UNIVERSITY PARK, Pa. -- Penn State researchers were recently awarded $5 million to study the link between stress and how it impacts health behaviors such as exercise and sleep.

The effects of stress on our health have been in the public and scientific spotlight for many years, yet the ability to measure common stress processes in daily life and identify how it affects our sleep and physical activity is underdeveloped. In this new study, Penn State researchers will identify components of stressful experiences and responses that occur and how they negatively affect these important health behaviors.

Methods of assessing and intervening on stress while it’s occurring are just beginning to emerge. David Almeida, project primary investigator and professor of human development and family studies at Penn State explained, “We’ll be able to assess how specific features of stressful experiences during the day alters sleep and activity patterns and use this information to develop intervention to mitigate the effects of stress.”

Researchers will also be able to pinpoint the specific elements that increase risk. According to project primary investigator Joshua Smyth, professor of biobehavioral health and medicine and associate director of the Social Science Research Institute at Penn State, ‘stress targets’ can be used to develop and implement interventions that are specifically targeted to moments of risk. “We’ll be able to tailor them to the risk components experienced by individuals as they go about their daily lives.”
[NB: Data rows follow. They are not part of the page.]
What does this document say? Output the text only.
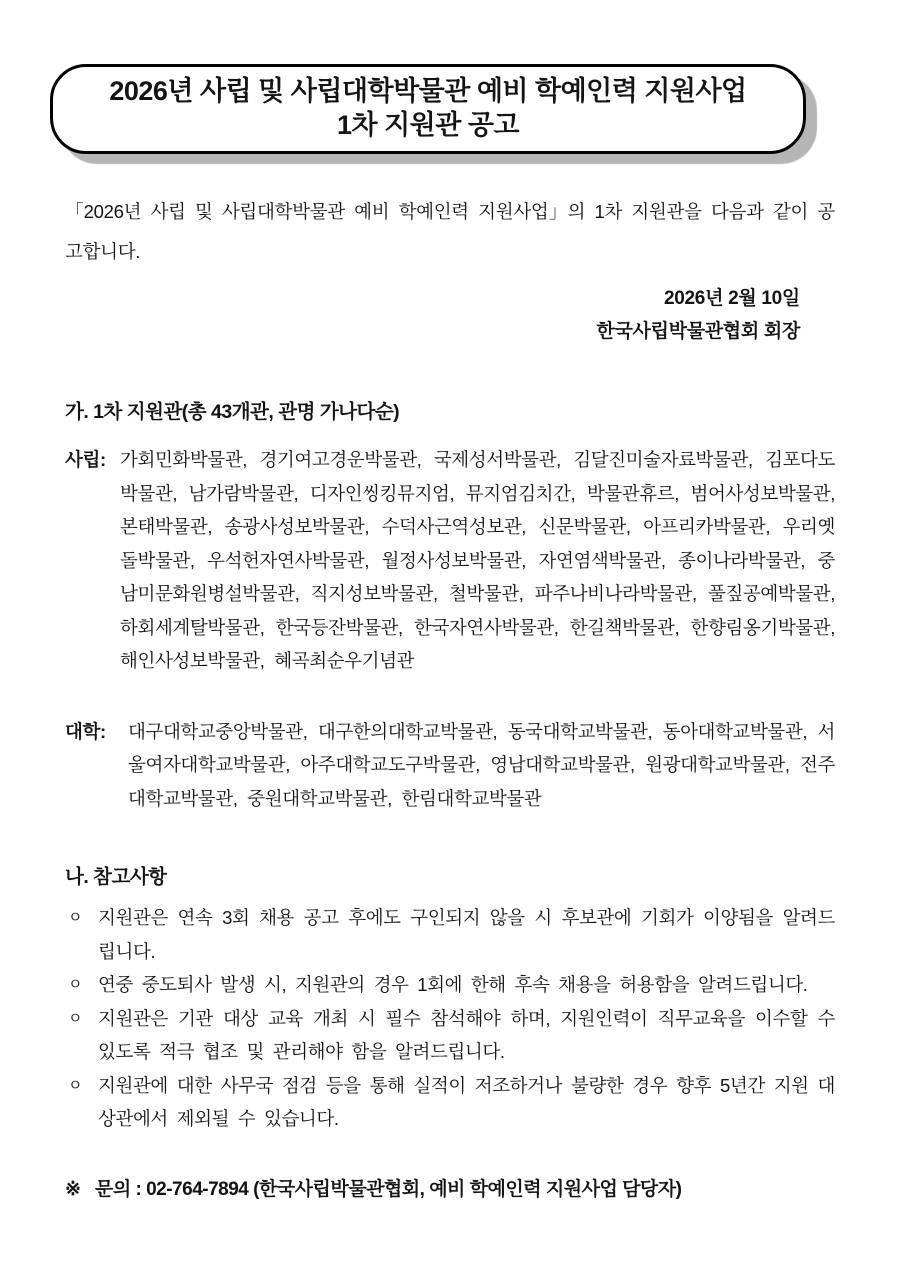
2026년 사립 및 사립대학박물관 예비 학예인력 지원사업
1차 지원관 공고

「2026년 사립 및 사립대학박물관 예비 학예인력 지원사업」의 1차 지원관을 다음과 같이 공고합니다.

2026년 2월 10일
한국사립박물관협회 회장
가. 1차 지원관(총 43개관, 관명 가나다순)
사립: 가회민화박물관, 경기여고경운박물관, 국제성서박물관, 김달진미술자료박물관, 김포다도박물관, 남가람박물관, 디자인씽킹뮤지엄, 뮤지엄김치간, 박물관휴르, 범어사성보박물관, 본태박물관, 송광사성보박물관, 수덕사근역성보관, 신문박물관, 아프리카박물관, 우리옛돌박물관, 우석헌자연사박물관, 월정사성보박물관, 자연염색박물관, 종이나라박물관, 중남미문화원병설박물관, 직지성보박물관, 철박물관, 파주나비나라박물관, 풀짚공예박물관, 하회세계탈박물관, 한국등잔박물관, 한국자연사박물관, 한길책박물관, 한향림옹기박물관, 해인사성보박물관, 혜곡최순우기념관
대학:	대구대학교중앙박물관, 대구한의대학교박물관, 동국대학교박물관, 동아대학교박물관, 서울여자대학교박물관, 아주대학교도구박물관, 영남대학교박물관, 원광대학교박물관, 전주대학교박물관, 중원대학교박물관, 한림대학교박물관
나. 참고사항
ㅇ 지원관은 연속 3회 채용 공고 후에도 구인되지 않을 시 후보관에 기회가 이양됨을 알려드립니다.
ㅇ 연중 중도퇴사 발생 시, 지원관의 경우 1회에 한해 후속 채용을 허용함을 알려드립니다.
ㅇ 지원관은 기관 대상 교육 개최 시 필수 참석해야 하며, 지원인력이 직무교육을 이수할 수 있도록 적극 협조 및 관리해야 함을 알려드립니다.
ㅇ 지원관에 대한 사무국 점검 등을 통해 실적이 저조하거나 불량한 경우 향후 5년간 지원 대상관에서 제외될 수 있습니다.

※ 문의 : 02-764-7894 (한국사립박물관협회, 예비 학예인력 지원사업 담당자)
The project will be completed in two phases. In the first phase, researchers will focus on the components or aspects of stress people experience on a daily basis that interfere with their plans for being physically active and getting a good night's sleep. The second phase will devise ways to intervene on those aspects of stress to help people sleep better and be more active.
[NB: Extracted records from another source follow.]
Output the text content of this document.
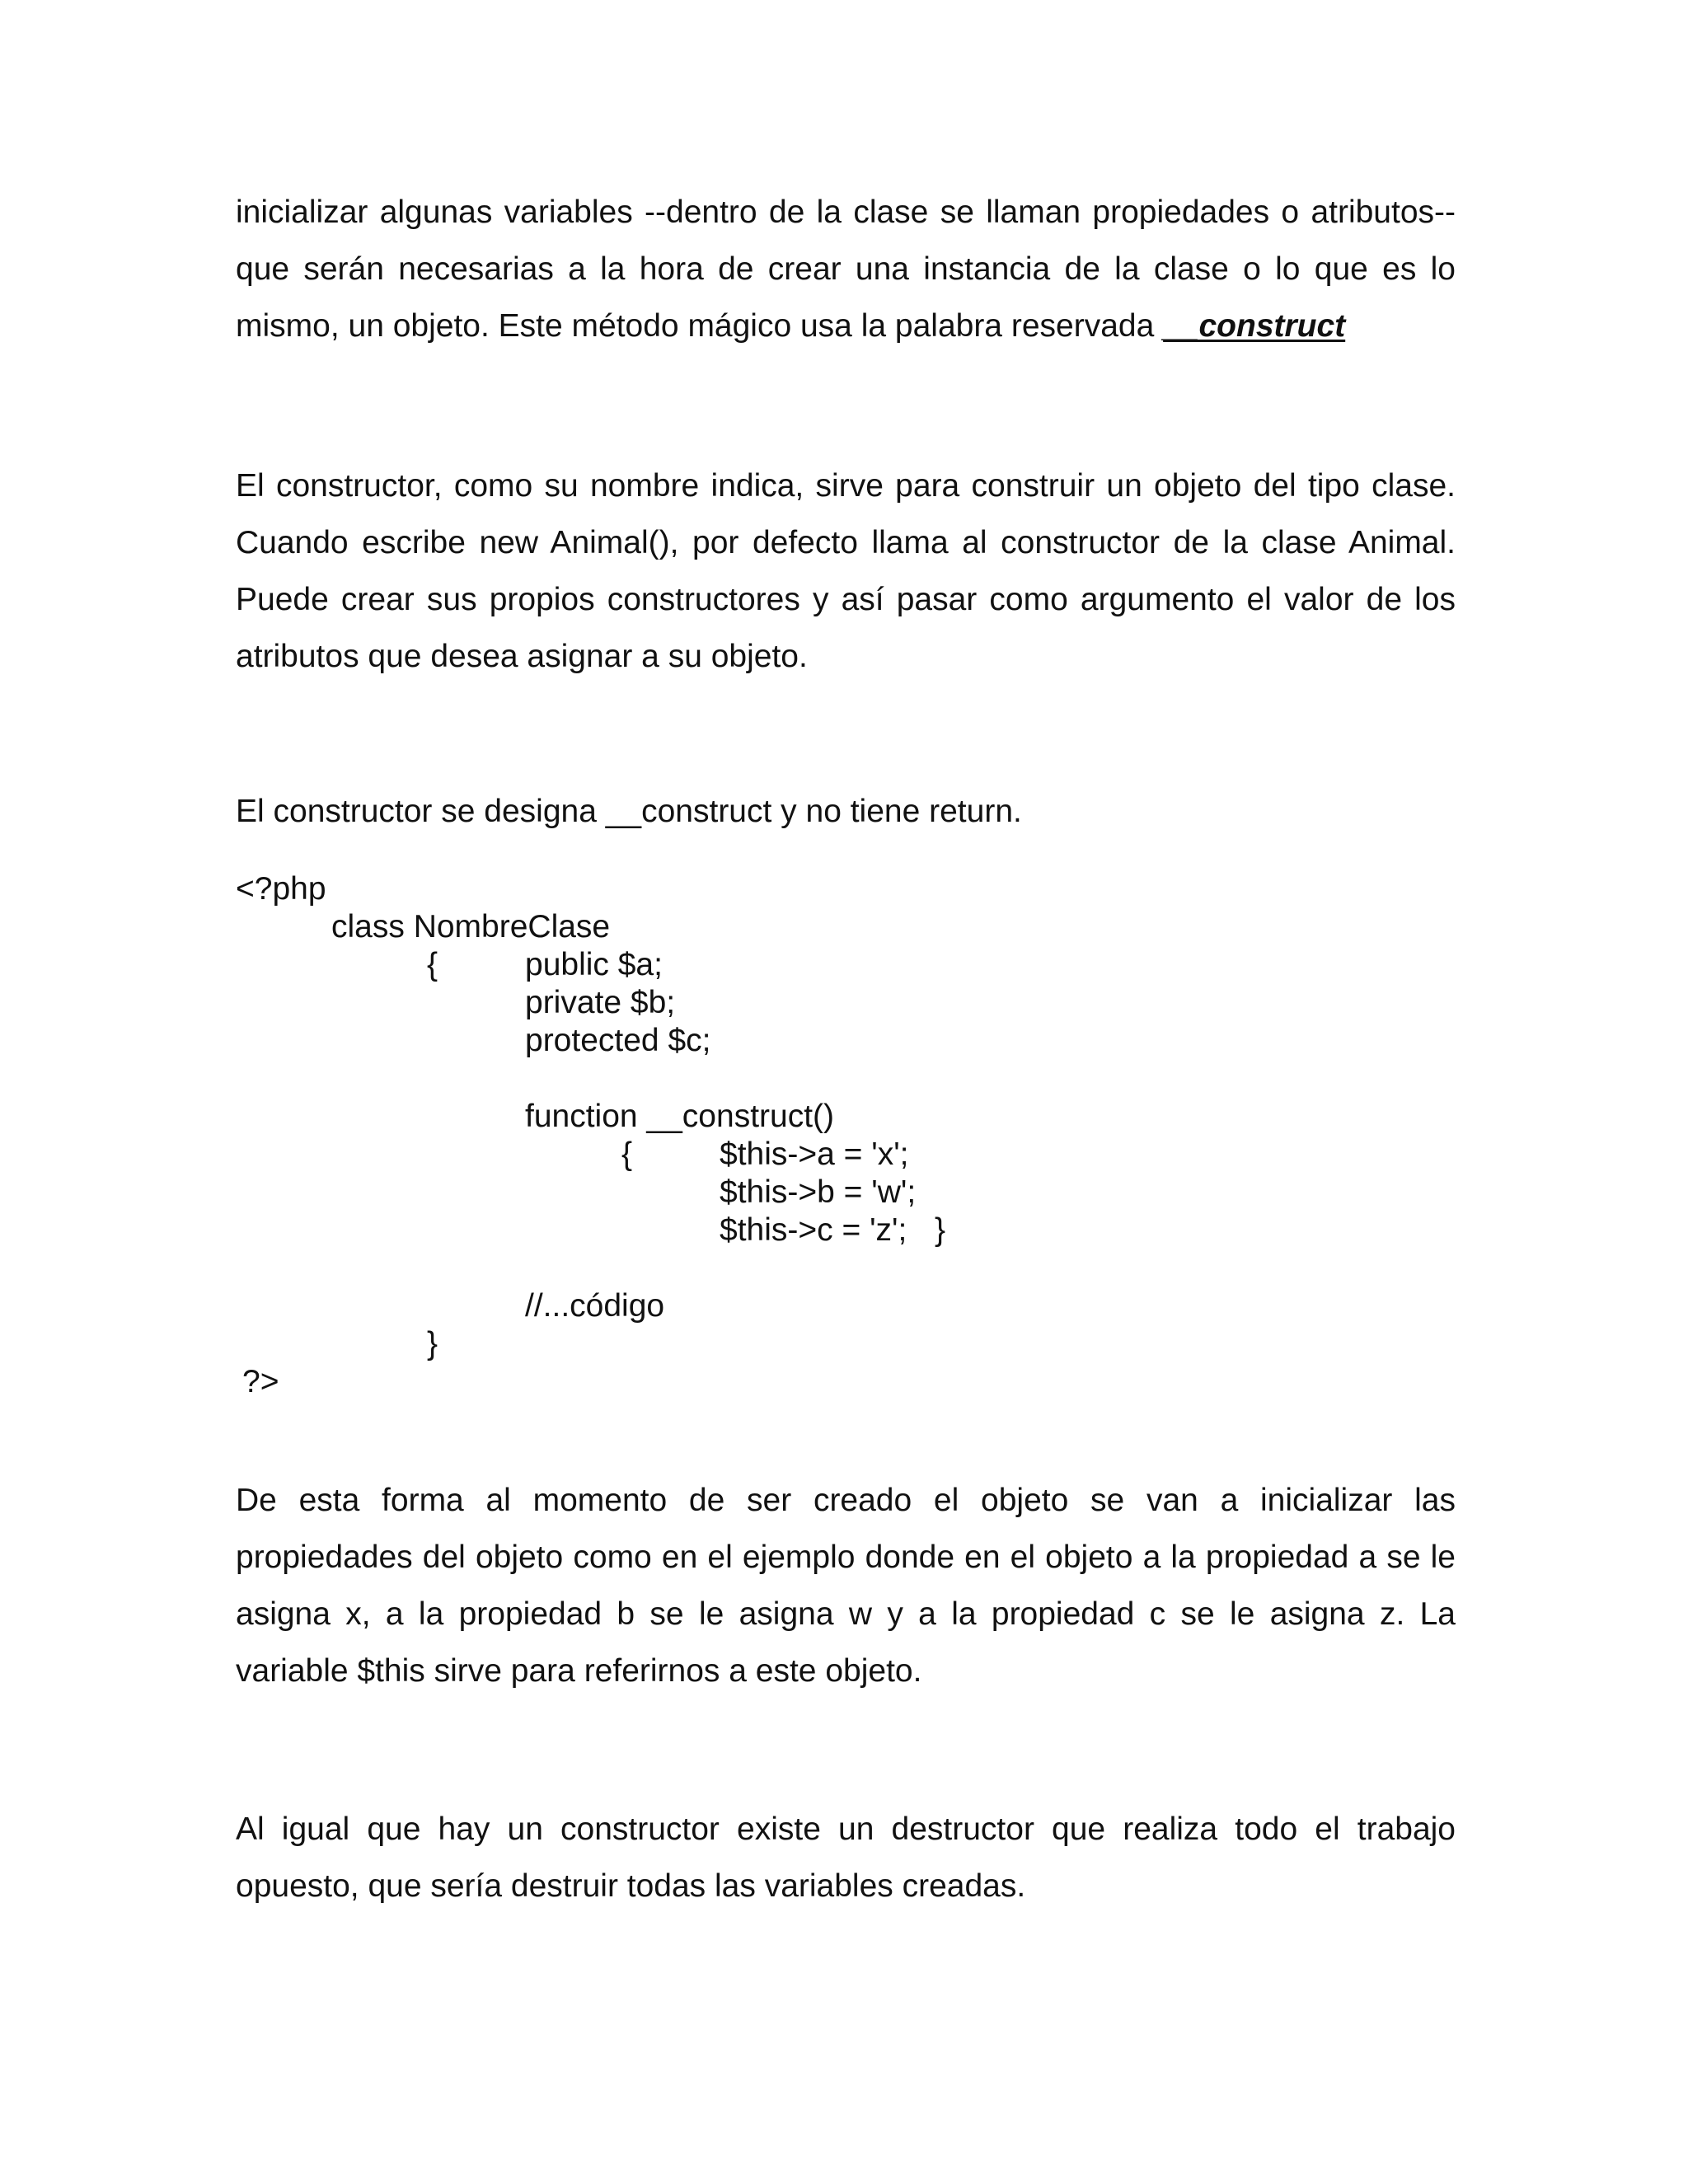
inicializar algunas variables --dentro de la clase se llaman propiedades o atributos-- que serán necesarias a la hora de crear una instancia de la clase o lo que es lo mismo, un objeto. Este método mágico usa la palabra reservada __construct

El constructor, como su nombre indica, sirve para construir un objeto del tipo clase. Cuando escribe new Animal(), por defecto llama al constructor de la clase Animal. Puede crear sus propios constructores y así pasar como argumento el valor de los atributos que desea asignar a su objeto.

El constructor se designa __construct y no tiene return.

<?php
class NombreClase
{	public $a;
private $b;
protected $c;
function __construct()
{	$this->a = 'x';
$this->b = 'w';
$this->c = 'z'; }
//...código
}
?>

De esta forma al momento de ser creado el objeto se van a inicializar las propiedades del objeto como en el ejemplo donde en el objeto a la propiedad a se le asigna x, a la propiedad b se le asigna w y a la propiedad c se le asigna z. La variable $this sirve para referirnos a este objeto.

Al igual que hay un constructor existe un destructor que realiza todo el trabajo opuesto, que sería destruir todas las variables creadas.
“What's really exciting is that we will leverage our collective expertise in the areas of stress, ambulatory methodologies, interventions, aging, and health behaviors to examine how the impact of stress on our health behaviors unfolds in real-time and in peoples’ natural environment,” said another primary investigator, Martin Sliwinski, professor of human development and family studies and director of the Center for Healthy Aging at Penn State. “If we are successful, this research could revolutionize how we study the effects of stress and devise interventions to improve people's health.”
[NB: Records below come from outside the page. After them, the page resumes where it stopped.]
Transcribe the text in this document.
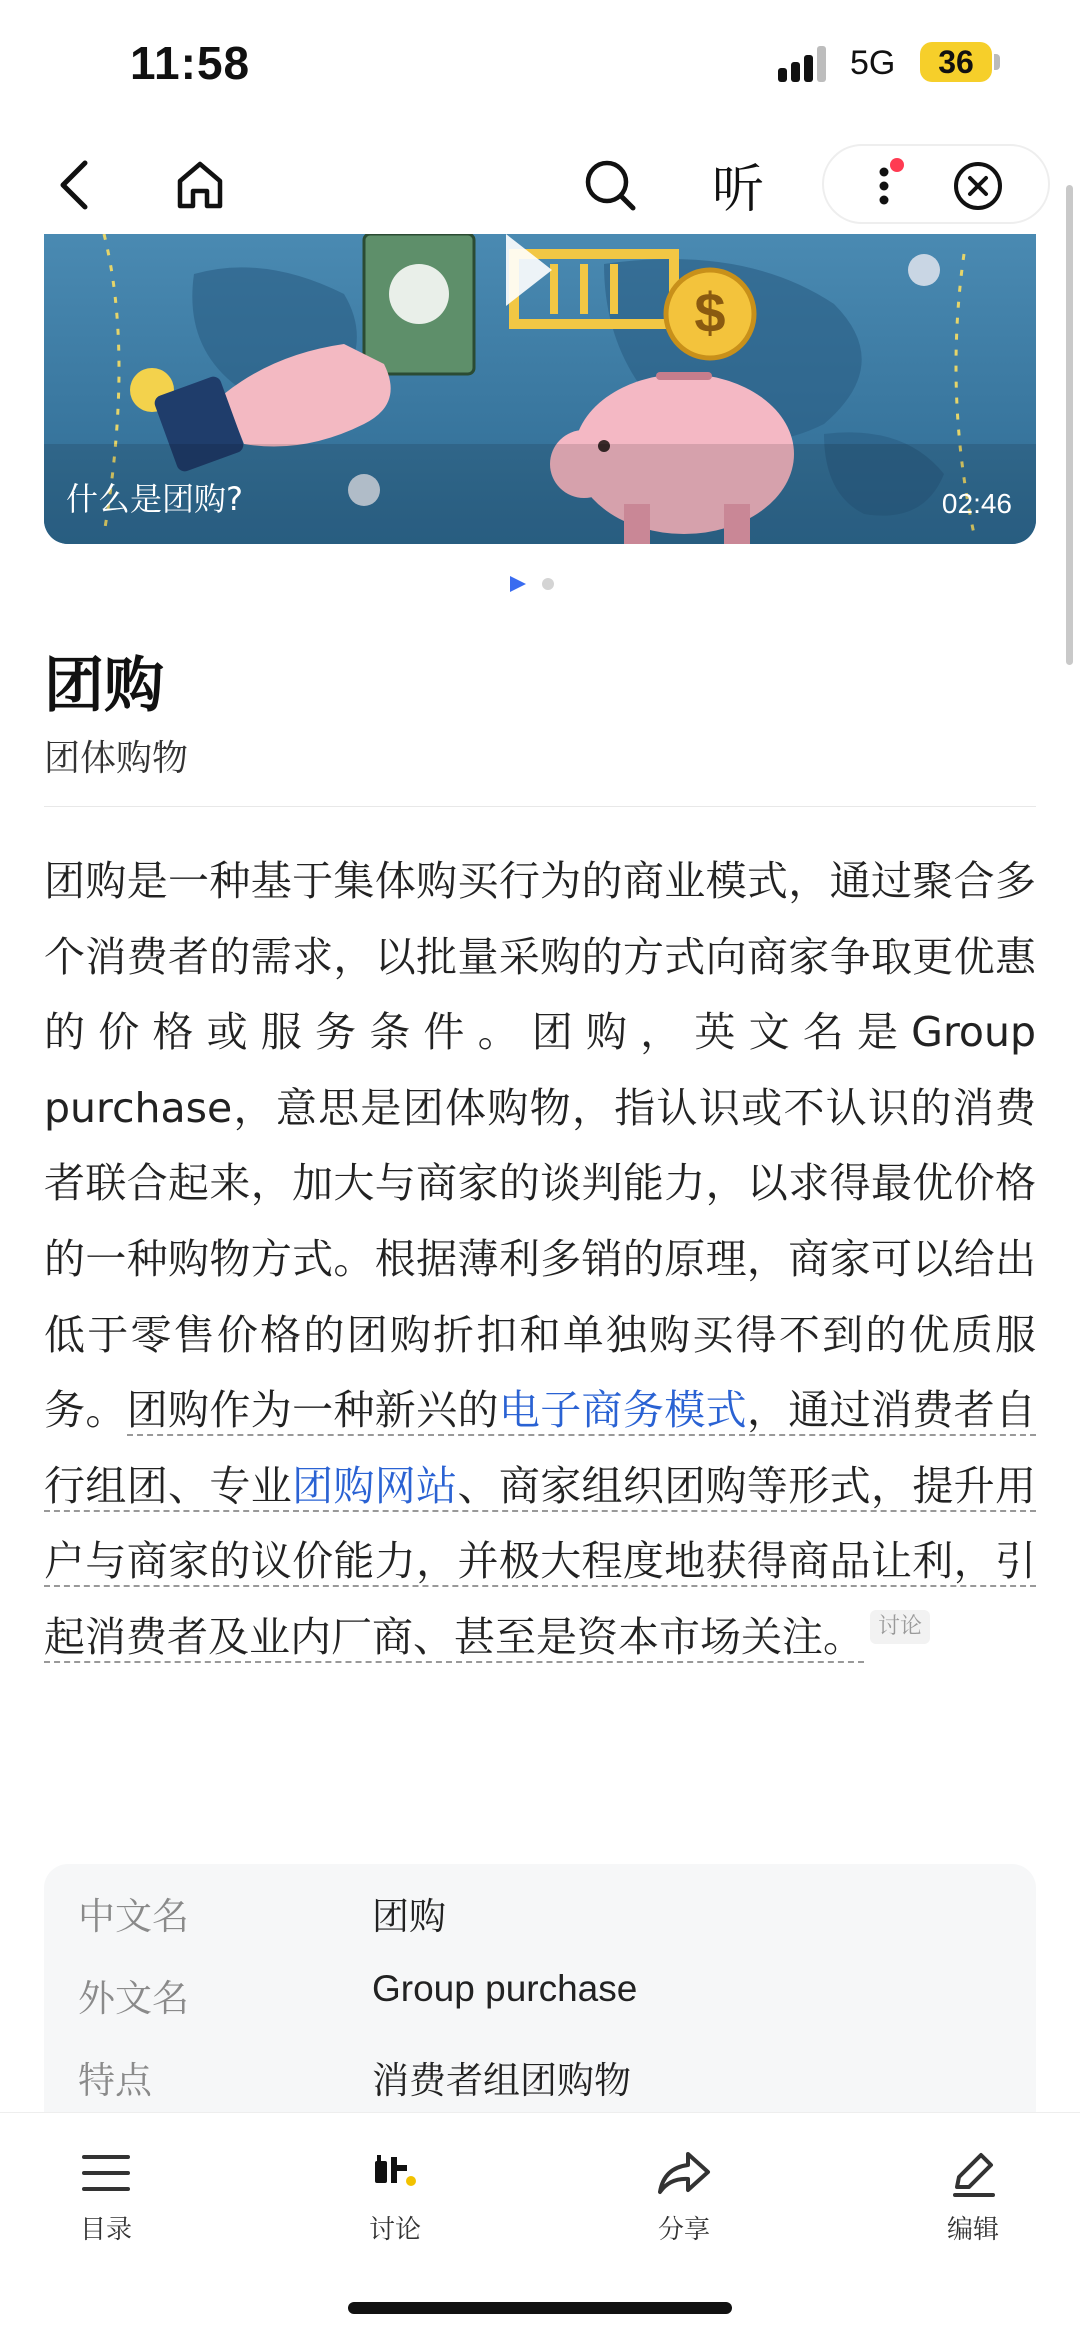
11:58	5G	36
听
$
什么是团购?	02:46
团购
团体购物
团购是一种基于集体购买行为的商业模式，通过聚合多个消费者的需求，以批量采购的方式向商家争取更优惠的价格或服务条件。团购，英文名是Group purchase，意思是团体购物，指认识或不认识的消费者联合起来，加大与商家的谈判能力，以求得最优价格的一种购物方式。根据薄利多销的原理，商家可以给出低于零售价格的团购折扣和单独购买得不到的优质服务。团购作为一种新兴的电子商务模式，通过消费者自行组团、专业团购网站、商家组织团购等形式，提升用户与商家的议价能力，并极大程度地获得商品让利，引起消费者及业内厂商、甚至是资本市场关注。 讨论
中文名	团购
外文名	Group purchase
特点	消费者组团购物
目录	讨论	分享	编辑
According to the research team, the project represents the signature strengths of Penn State and, in particular, the College of Health and Human Development. The multidisciplinary undertaking draws upon expertise from three departments (biobehavioral health, human development and family studies, and kinesiology), two research centers (The Center for Healthy Aging, The Methodology Center), the College of Medicine, and support from the Social Science Research Institute. The project also involves three co-investigators who were former College of Health and Human Development students and post-doctoral fellows who are now faculty at other institutions.

Other Penn State investigators include Stephanie Lanza, scientific director at The Methodology Center and professor of biobehavioral health; David Conroy, professor of kinesiology; Orfeu Buxton, associate professor of biobehavioral health; and Chris Sciamanna, internal medicine specialist, Penn State Hershey Internal Medicine.

The study is supported by the National Institutes of Health Science of Behavior Change Common Fund Program through an award administered by the National Institute of Aging.